For the main, flæskesteg (roast pork and crackling) with red cabbage is the most common option, and for dessert the aforementioned risengrød, which can be jazzed up into a ris a l’amande.
All of this is washed down by julebryg, the Christmas beer traditionally launched on J Dag on the first Friday of November that is much stronger than your average beer, and the constant downing of schnapps – it’s rude to turn down a toast, after all!
Aalborg Akvavit’s limited Jule edition bottles are individually numbered and changed in design every year. Collectors around the world try and secure one of each design – although the contents are just as appealing as the bottle itself.
And don’t forget Pakkeleg, the dice game that never gets old. Everyone reveals a wrapped present, and then participants take turns in rolling a dice. A six wins you a present, but once all of them are claimed, the rules permit another five minutes during which you are allowed to pick any you should desire. It’s basically an excuse to be horrid for a while!
The TV marathon
Kids, meanwhile, are kept entertained by the Julekalender TV show. The first, ‘Historier fra Hele Verden’ (stories from around the world), was broadcast by DR in 1962. Sweden had launched a similar show in 1960.
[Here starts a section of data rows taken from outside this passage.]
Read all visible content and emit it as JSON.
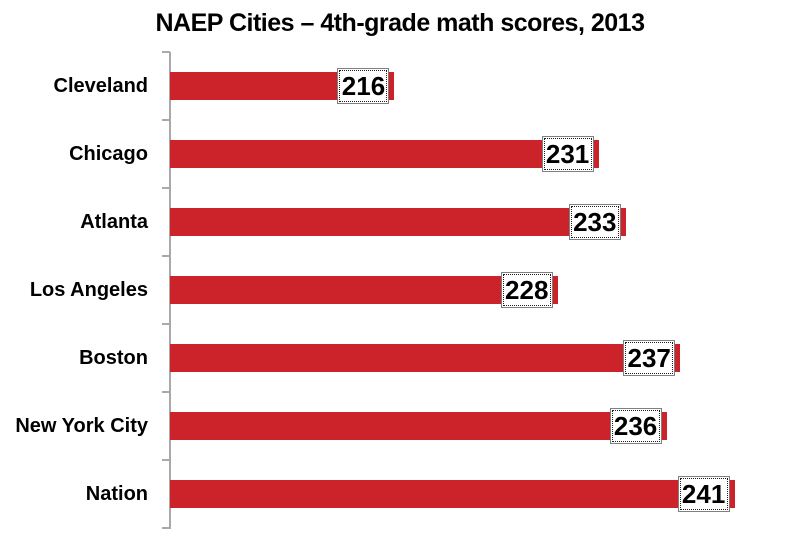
{
  "chart_data": {
    "type": "bar",
    "orientation": "horizontal",
    "title": "NAEP Cities – 4th-grade math scores, 2013",
    "categories": [
      "Cleveland",
      "Chicago",
      "Atlanta",
      "Los Angeles",
      "Boston",
      "New York City",
      "Nation"
    ],
    "values": [
      216,
      231,
      233,
      228,
      237,
      236,
      241
    ],
    "xlabel": "",
    "ylabel": "",
    "xlim": [
      199.5,
      243.6
    ],
    "grid": false,
    "legend": "none",
    "data_labels": true,
    "colors": {
      "bar": "#CC2229",
      "axis": "#A9A9A9",
      "label_box_bg": "#FFFFFF",
      "label_box_border": "#7F7F7F",
      "text": "#000000"
    }
  }
}
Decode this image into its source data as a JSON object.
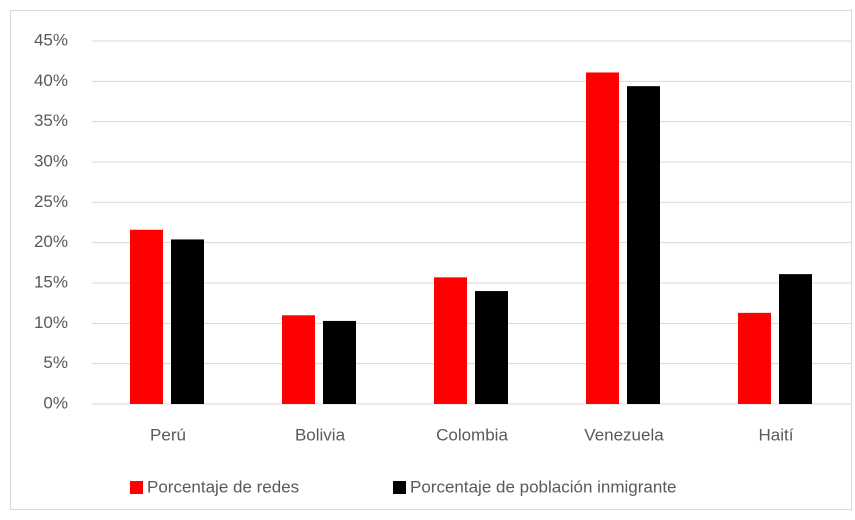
{
  "chart_data": {
    "type": "bar",
    "categories": [
      "Perú",
      "Bolivia",
      "Colombia",
      "Venezuela",
      "Haití"
    ],
    "series": [
      {
        "name": "Porcentaje de redes",
        "color": "#ff0000",
        "values": [
          21.6,
          11.0,
          15.7,
          41.1,
          11.3
        ]
      },
      {
        "name": "Porcentaje de población inmigrante",
        "color": "#000000",
        "values": [
          20.4,
          10.3,
          14.0,
          39.4,
          16.1
        ]
      }
    ],
    "ylim": [
      0,
      45
    ],
    "yticks": [
      {
        "value": 0,
        "label": "0%"
      },
      {
        "value": 5,
        "label": "5%"
      },
      {
        "value": 10,
        "label": "10%"
      },
      {
        "value": 15,
        "label": "15%"
      },
      {
        "value": 20,
        "label": "20%"
      },
      {
        "value": 25,
        "label": "25%"
      },
      {
        "value": 30,
        "label": "30%"
      },
      {
        "value": 35,
        "label": "35%"
      },
      {
        "value": 40,
        "label": "40%"
      },
      {
        "value": 45,
        "label": "45%"
      }
    ],
    "grid": true,
    "legend": "bottom"
  }
}
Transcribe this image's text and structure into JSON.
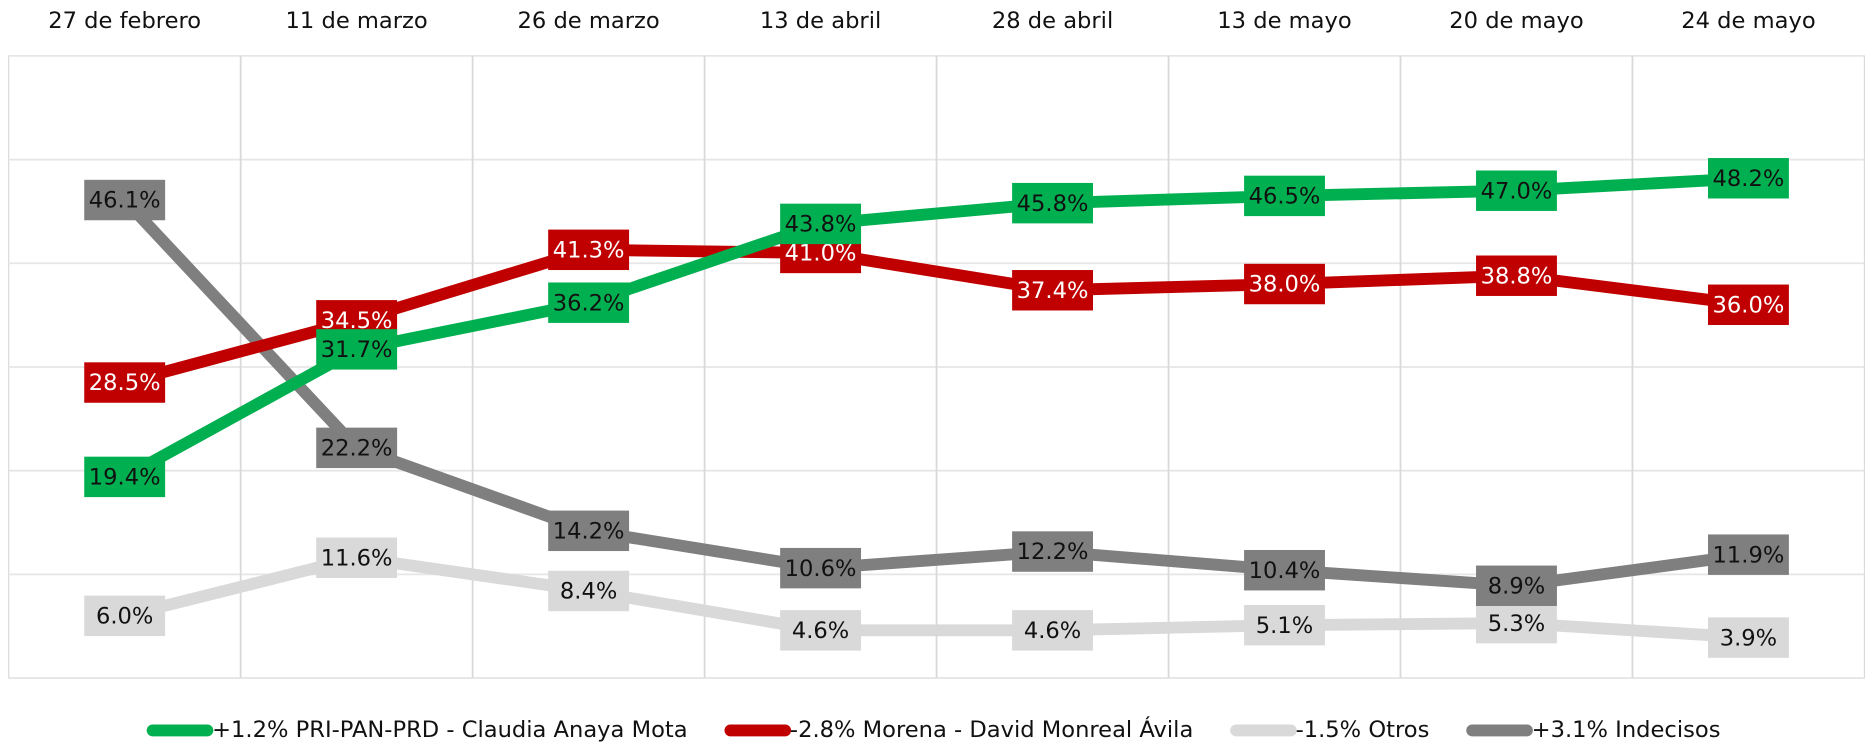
{
  "chart_data": {
    "type": "line",
    "categories": [
      "27 de febrero",
      "11 de marzo",
      "26 de marzo",
      "13 de abril",
      "28 de abril",
      "13 de mayo",
      "20 de mayo",
      "24 de mayo"
    ],
    "ylim": [
      0,
      60
    ],
    "yticks": [
      0,
      10,
      20,
      30,
      40,
      50,
      60
    ],
    "grid": true,
    "legend": "bottom",
    "series": [
      {
        "name": "+1.2% PRI-PAN-PRD - Claudia Anaya Mota",
        "color": "#00b050",
        "label_text_color": "#111111",
        "values": [
          19.4,
          31.7,
          36.2,
          43.8,
          45.8,
          46.5,
          47.0,
          48.2
        ],
        "value_labels": [
          "19.4%",
          "31.7%",
          "36.2%",
          "43.8%",
          "45.8%",
          "46.5%",
          "47.0%",
          "48.2%"
        ]
      },
      {
        "name": "-2.8% Morena - David Monreal Ávila",
        "color": "#c00000",
        "label_text_color": "#ffffff",
        "values": [
          28.5,
          34.5,
          41.3,
          41.0,
          37.4,
          38.0,
          38.8,
          36.0
        ],
        "value_labels": [
          "28.5%",
          "34.5%",
          "41.3%",
          "41.0%",
          "37.4%",
          "38.0%",
          "38.8%",
          "36.0%"
        ]
      },
      {
        "name": "-1.5% Otros",
        "color": "#d9d9d9",
        "label_text_color": "#111111",
        "values": [
          6.0,
          11.6,
          8.4,
          4.6,
          4.6,
          5.1,
          5.3,
          3.9
        ],
        "value_labels": [
          "6.0%",
          "11.6%",
          "8.4%",
          "4.6%",
          "4.6%",
          "5.1%",
          "5.3%",
          "3.9%"
        ]
      },
      {
        "name": "+3.1% Indecisos",
        "color": "#7f7f7f",
        "label_text_color": "#111111",
        "values": [
          46.1,
          22.2,
          14.2,
          10.6,
          12.2,
          10.4,
          8.9,
          11.9
        ],
        "value_labels": [
          "46.1%",
          "22.2%",
          "14.2%",
          "10.6%",
          "12.2%",
          "10.4%",
          "8.9%",
          "11.9%"
        ]
      }
    ]
  }
}
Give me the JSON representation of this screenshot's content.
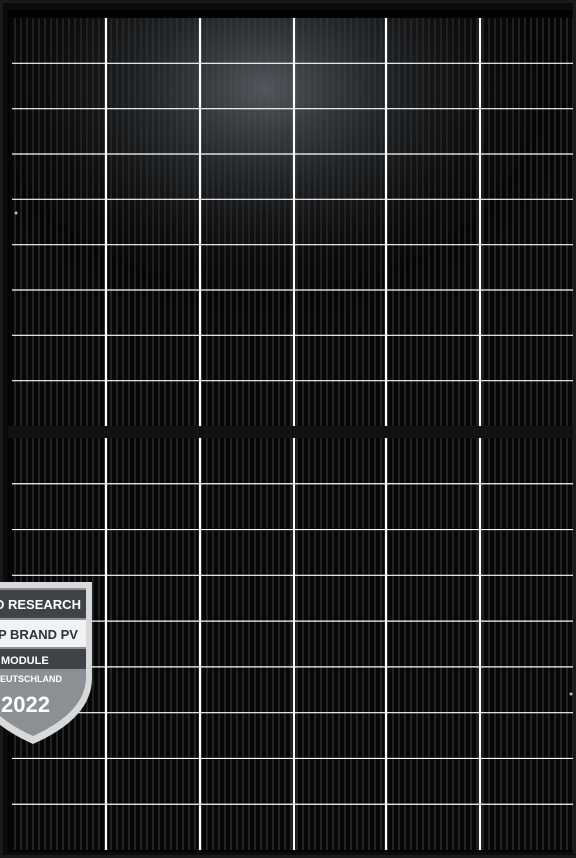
{
  "image": {
    "subject": "solar-panel",
    "colors": {
      "frame": "#0a0a0a",
      "cell": "#050505",
      "cell_highlight": "#3a3f44",
      "busbar": "#ffffff",
      "finger": "#6a6a6a"
    }
  },
  "badge": {
    "line1": "D RESEARCH",
    "line2": "P BRAND PV",
    "line3": "MODULE",
    "line4": "EUTSCHLAND",
    "year": "2022",
    "colors": {
      "shield_outer": "#d7d9db",
      "shield_inner": "#8c9094",
      "band_dark": "#3f4347",
      "band_mid": "#6d7175",
      "text_light": "#ffffff",
      "text_dark": "#2f3337"
    }
  }
}
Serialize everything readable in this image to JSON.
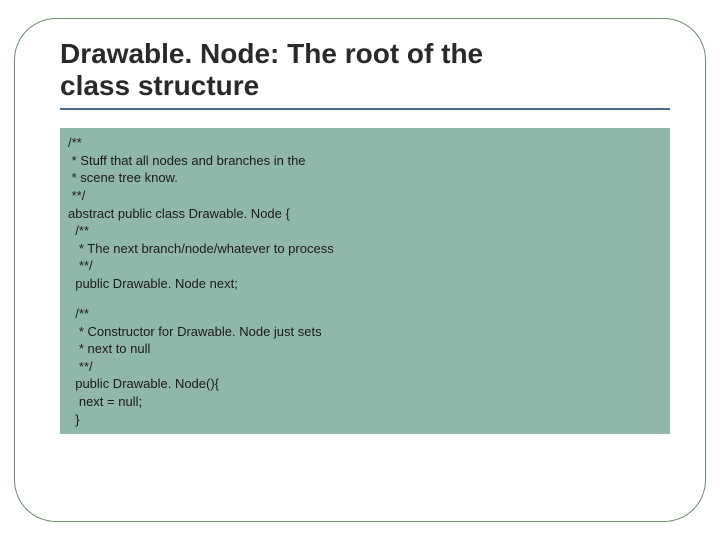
{
  "title_line1": "Drawable. Node: The root of the",
  "title_line2": "class structure",
  "colors": {
    "border": "#6b8e6b",
    "title_underline": "#4a6b8a",
    "code_bg": "#8fb8a8",
    "text": "#1a1a1a"
  },
  "code": {
    "l01": "/**",
    "l02": " * Stuff that all nodes and branches in the",
    "l03": " * scene tree know.",
    "l04": " **/",
    "l05": "abstract public class Drawable. Node {",
    "l06": "  /**",
    "l07": "   * The next branch/node/whatever to process",
    "l08": "   **/",
    "l09": "  public Drawable. Node next;",
    "l10": "  /**",
    "l11": "   * Constructor for Drawable. Node just sets",
    "l12": "   * next to null",
    "l13": "   **/",
    "l14": "  public Drawable. Node(){",
    "l15": "   next = null;",
    "l16": "  }"
  }
}
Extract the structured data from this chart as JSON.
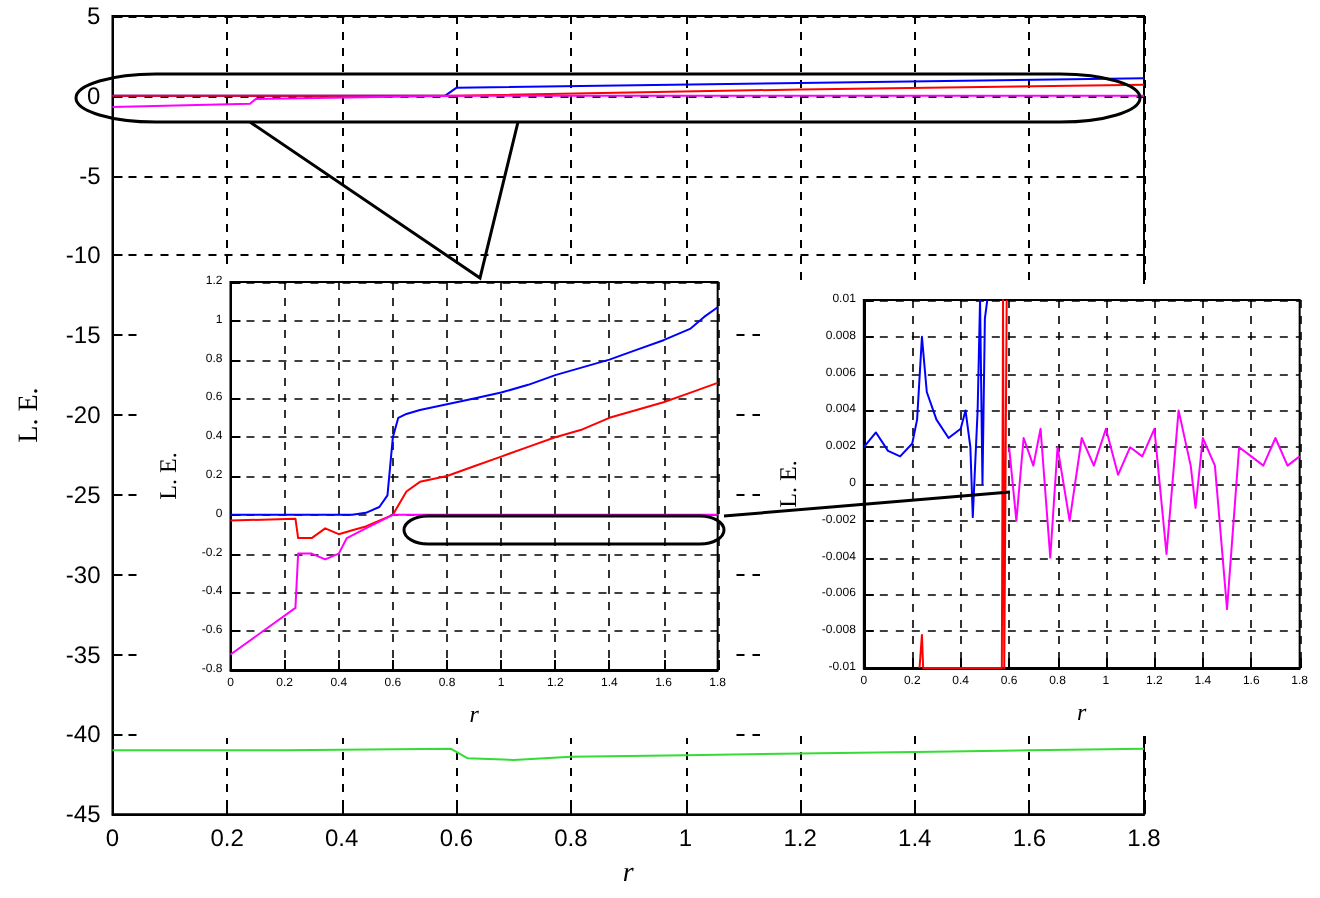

Audiences started to catch on in 1967 with ‘Kender du Decembervej?’ and its hugely popular central character, a happy mouse called Magnus Tagmus, who returned in a sequel the following year. By 1971, the program was in colour and pencilled into the nation’s must-watch schedule. The first complementary advent calendar came out in 1977.
Since 1990, DR and TV2 have been taking it in turns to produce a new one – the same year the latter released the first one aimed at adults. Every year, up to ten repeats are shown.
The most popular character is probably Pyrus, who first made an appearance in 1994 and has even had his own feature film. But his popularity has never taken off beyond Scandinavia. In contrast, the 2003 edition ‘Jesus & Josefine’ ended up being shown in 20 different countries.
The big day itself
After such a huge build-up, you’d imagine Danes would want a quiet Christmas, but no. Christmas itself is a multi-day affair.
And then Christmas Eve starts with a trip to church, often followed by a fulsome walk to work up an appetite for the feasting ahead.
Upon their return, the family finishes decorating the tree and settles down to watch the Christmas Disney show and various TV julekalenders, while the designated chefs do their magic.
Traditionally on Christmas Eve, roast duck, pork or goose takes centre stage and is served with caramelised potatoes, braised red cabbage and a variety of pickled side dishes.
This is followed by ris a l’amande – a mix of sweet rice pudding, whipped cream and crushed almonds. It’s often served with a sauce made from winter berries, sometimes collected by children whilst out walking. A whole almond is hidden in the pudding, and the person who finds it wins the mandelgave – a gift purchased for the occasion.
Following the Christmas dinner, everyone holds hands and dances around the tree singing traditional songs.
The 25th and 26th are quiet days spent at home with more food, friends and family, recovering from the excesses of the previous days and looking forward to the party starting again at New Year.